Over the years these establishments have developed a reputation for housing "short-time" girls, so once again we found rickshaw drivers useful in leading us to a "barefoot" with family accommodations.
The Swiss Hotel on Chulia Street offered quiet rooms, laundry service, breakfast for under $1, a serve-yourself beer locker, free newspapers and a shaded patio that seemed a crossroads for Western travelers.
All this was within 50 yards of Indian parades, Chinese tiger dancers and a Mardi Gras atmosphere of food stalls and revelers painting the streets of Georgetown every night of the year.
But not all of Penang's barefoot hotels are caught in the endless throb of Georgetown. Some, like the Southern Cliff, are on the edge of the quiet palm forests north of town.
There we shared the upstairs of a beach-front restaurant with the owner Fu, his wife and two boys. We caught our own fish, ate family style and played majong. The boys gave each other English and Mandarin lessons while playing hide-and-seek or flying paper airplanes out the windows.
Fu's youngest son had an expression for how our families related. "Learning house together," he called it.
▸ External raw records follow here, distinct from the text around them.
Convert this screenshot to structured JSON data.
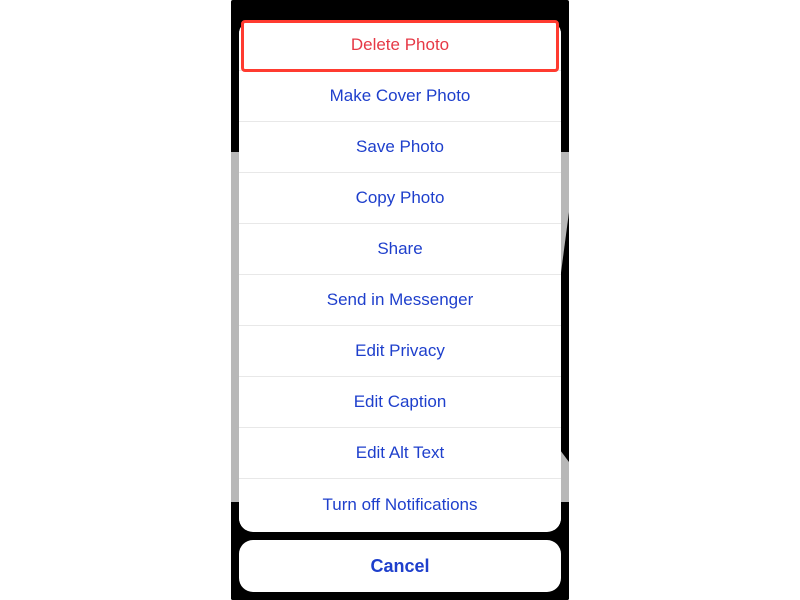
{
  "actionSheet": {
    "options": [
      {
        "label": "Delete Photo",
        "destructive": true,
        "name": "delete-photo-option"
      },
      {
        "label": "Make Cover Photo",
        "destructive": false,
        "name": "make-cover-photo-option"
      },
      {
        "label": "Save Photo",
        "destructive": false,
        "name": "save-photo-option"
      },
      {
        "label": "Copy Photo",
        "destructive": false,
        "name": "copy-photo-option"
      },
      {
        "label": "Share",
        "destructive": false,
        "name": "share-option"
      },
      {
        "label": "Send in Messenger",
        "destructive": false,
        "name": "send-messenger-option"
      },
      {
        "label": "Edit Privacy",
        "destructive": false,
        "name": "edit-privacy-option"
      },
      {
        "label": "Edit Caption",
        "destructive": false,
        "name": "edit-caption-option"
      },
      {
        "label": "Edit Alt Text",
        "destructive": false,
        "name": "edit-alt-text-option"
      },
      {
        "label": "Turn off Notifications",
        "destructive": false,
        "name": "turn-off-notifications-option"
      }
    ],
    "cancel_label": "Cancel"
  },
  "highlight": {
    "target_index": 0
  },
  "colors": {
    "primary_action": "#1e3fcc",
    "destructive": "#e63946",
    "highlight_border": "#ff3b30"
  }
}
During the rest of our stay in Southeast Asia we also "learned house together" with Tamil Indians in an urban bungalow and with Muslim Malays in a coastal stilt village.
We learned the secrets of cooking with coconuts, curry and hot peppers. We learned how patience and an exceptional sense of comic irony made life a joy in a Muslim household with no fewer than three wives and 14 children.
And always, of course, we learned about friendship.